SAN DIEGO (AP) — Marine Cpl. David Antonio Garcia stood on
the deck of an aircraft carrier yesterday and was sworn in as an
American citizen — after already serving under the U.S. flag
in Iraq.

The native of Mexico was among 80 sailors and Marines from 25
countries — from Canada to Syria — who became citizens
in a Veterans Day ceremony aboard the USS Midway, a reward for
putting their lives on the line for their adopted country.

The ceremony, watched by more than 100 cheering relatives, came
as the nation observed Veterans Day with about 160,000 troops
fighting in Iraq and Afghanistan — some of them locked in
fierce house-to-house fighting in Fallujah.

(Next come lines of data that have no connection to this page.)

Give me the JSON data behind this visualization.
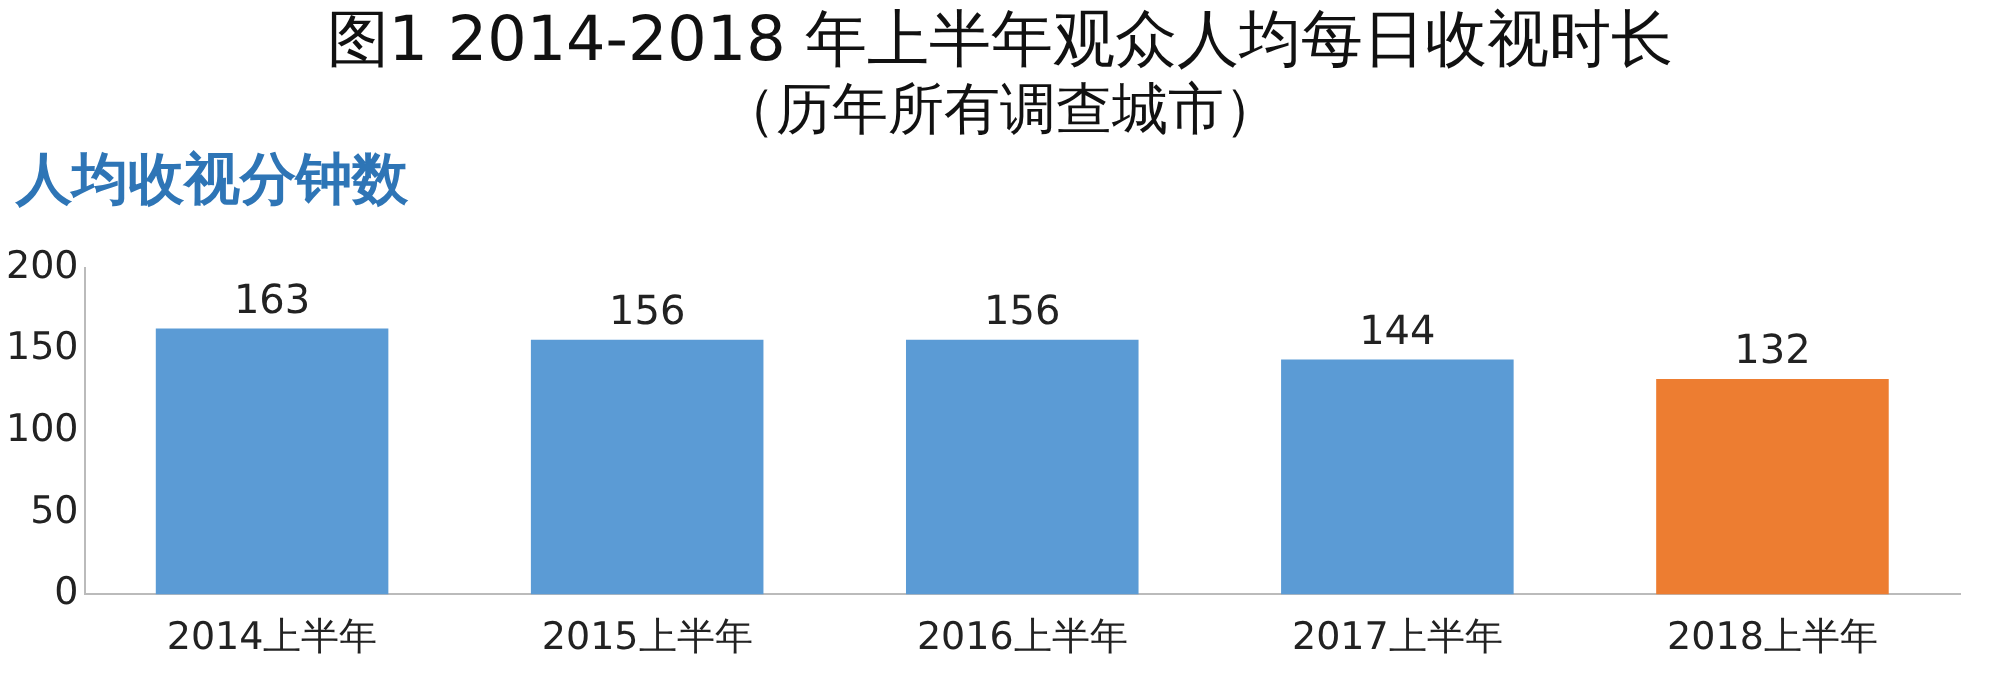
{
  "chart_data": {
    "type": "bar",
    "title": "图1 2014-2018 年上半年观众人均每日收视时长",
    "subtitle": "（历年所有调查城市）",
    "ylabel": "人均收视分钟数",
    "categories": [
      "2014上半年",
      "2015上半年",
      "2016上半年",
      "2017上半年",
      "2018上半年"
    ],
    "values": [
      163,
      156,
      156,
      144,
      132
    ],
    "colors": [
      "#5b9bd5",
      "#5b9bd5",
      "#5b9bd5",
      "#5b9bd5",
      "#ed7d31"
    ],
    "ylim": [
      0,
      200
    ],
    "yticks": [
      0,
      50,
      100,
      150,
      200
    ],
    "grid": false,
    "legend": false,
    "data_labels": true
  }
}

“I wouldn’t want to compare myself to World War
veterans or Vietnam veterans,” said Garcia, 21, who was with
combat engineers who cleared the path for tanks to roll into Iraq.
“But I feel some of what they must feel today. I know what
it’s like to leave loved ones and not to know if you will
come back.”

The citizenship ceremony was one of dozens of events held
nationwide to celebrate Veterans Day, a holiday that has taken on
added meaning in the last three years after wars in Afghanistan and
Iraq. Veterans were honored Thursday at ceremonies big and small:
an event recognizing a teenage Purple Heart recipient in South
Carolina, a parade on the streets of Manhattan, a wreath-laying
ceremony at Arlington National Ceremony attended by President
Bush.

The war in Iraq was a dominant theme at the ceremonies. There
are about 142,000 U.S. troops in Iraq; the American death toll
stands at more than 1,140.

“Let no one tell you we aren’t doing good things
there,” Army Col. Jill Morgenthalher, who recently returned
from Iraq and earned a Bronze Star, said at a wreath-laying
ceremony at Chicago’s Soldier Field. “We are standing
up for what is right. This is our next greatest
generation.”

At the ceremony aboard the USS Midway, U.S. District Judge
William Hayes administered the oath of citizenship, noting that
many of the troops were from countries that deny individual
liberties and had left behind families who “cannot know what
joy you are experiencing today.”

“You as representatives of the armed forces know above
all, like most citizens, that freedom is not free,” Hayes
said. “Thank you for your sacrifice.”

Legal permanent residents of the United States had been allowed
to join the military and seek citizenship after three years of
active service. But in July 2002 President Bush signed an executive
order allowing anyone on active duty after Sept. 11, 2001, to
immediately apply for citizenship. There are about 31,000
non-citizens in the U.S. military.

On the other end of the country, dozens of veterans, some into
their 80s, stood and applauded one of the nation’s youngest
Purple Heart recipients during a ceremony in North Charleston,
S.C.

Marine Lance Cpl. Nicholas Riccio, 19, who was born on the
Fourth of July and wanted to be a soldier from childhood, was
wounded in Iraq in June when shrapnel from a mortar round passed
through his brain. He survived but only after a Navy corpsman held
his head together on a 30-mile drive to a first aid station.